Выяснить причину нашествия не удалось. В первые месяцы считалось, что виной всему разработанный в лабораториях вирус, потом эта гипотеза потерпела крах. Пострадавшие от мертвяков люди сами в мертвяков не превращались, а попросту умирали в течение пары минут после поражения токсином, и умирали навсегда. Бытовала также версия, что у агрессора инопланетное происхождение, но и она не прижилась – трудно было представить настолько неразумных и неорганизованных, пускай и кровожадных, гуманоидов. Позднее появились новые версии и гипотезы, столь же несостоятельные, как предыдущие. Сейчас, однако, Босяк склонялся к тому, что инопланетная теория не так уж и нелепа – если предположить, что на зачистку пришельцы бросили самых неумелых и никчемных солдат, а теперь подтягивают основные силы.

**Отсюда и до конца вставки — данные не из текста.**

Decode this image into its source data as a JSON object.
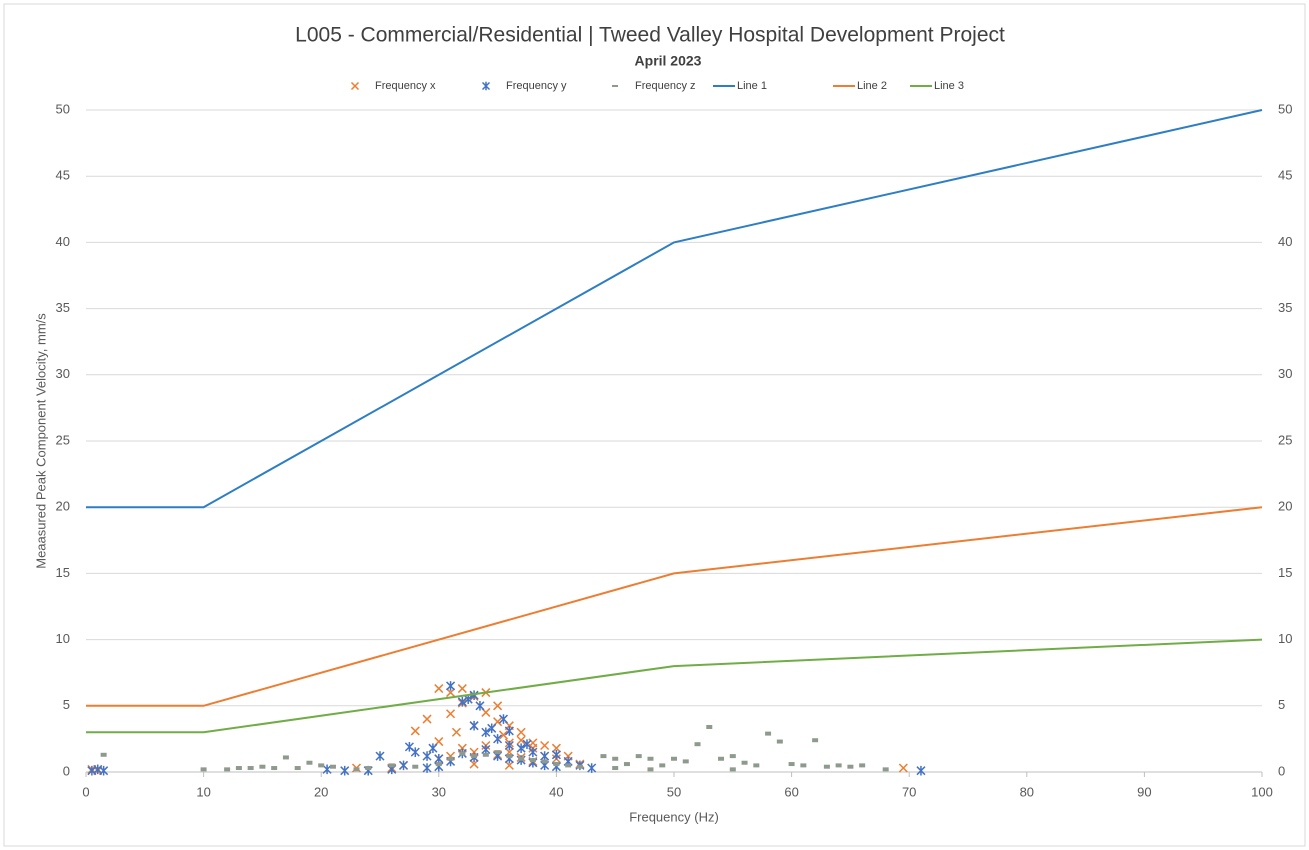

– Слышишь, Нищеброд, – растолкал напарника Босяк, когда настало время пересменки, – ты как думаешь, может, это армия?
– Чего? – спросонья не понял Нищеброд. – Какая еще армия?
– Конкиста. Топтуны – сухопутные войска, утопленники – военно-морские силы, летуны – авиация, а прочих, может, у них вовсе нет, а может, мы их еще не видели.
Нищеброд пробурчал в ответ что-то невразумительное, и Босяк отправился на боковую.
– Вставай! Быстро!
Босяк вскочил на ноги – пробуждался он мгновенно, как, впрочем, любой почтарь, которому дорога жизнь. Солнце едва взошло, в мутных утренних сумерках застывший в пяти шагах Нищеброд был похож на мертвяка. Босяк бесшумно скользнул к нему, встал рядом на цыпочки и, вытянув шею, выглянул поверх вагонного борта.
Метрах в трехстах две стаи топтунов, в полсотни голов каждая, медленно надвигались друг на друга, молча, а потому особенно страшно. Босяка передернуло: мертвяки ковыляли вроде бы как обычно – спотыкаясь и раскачиваясь, но в то же время было в их движениях нечто упорядоченное, целенаправленное, едва ли не осознанное. Большинство были вооружены, кто камнями, кто корягами, а некоторые даже металлическими обломками, подобранными, видать, в местах, где погибла техника.
Расстояние между мертвяками неуклонно сокращалось, и Босяк видел уже, что надвигающиеся с востока чем-то неуловимо отличаются от топающих им навстречу с запада, и что сошлись обе стаи не случайно, а непременно для драки, которая сейчас и начнется.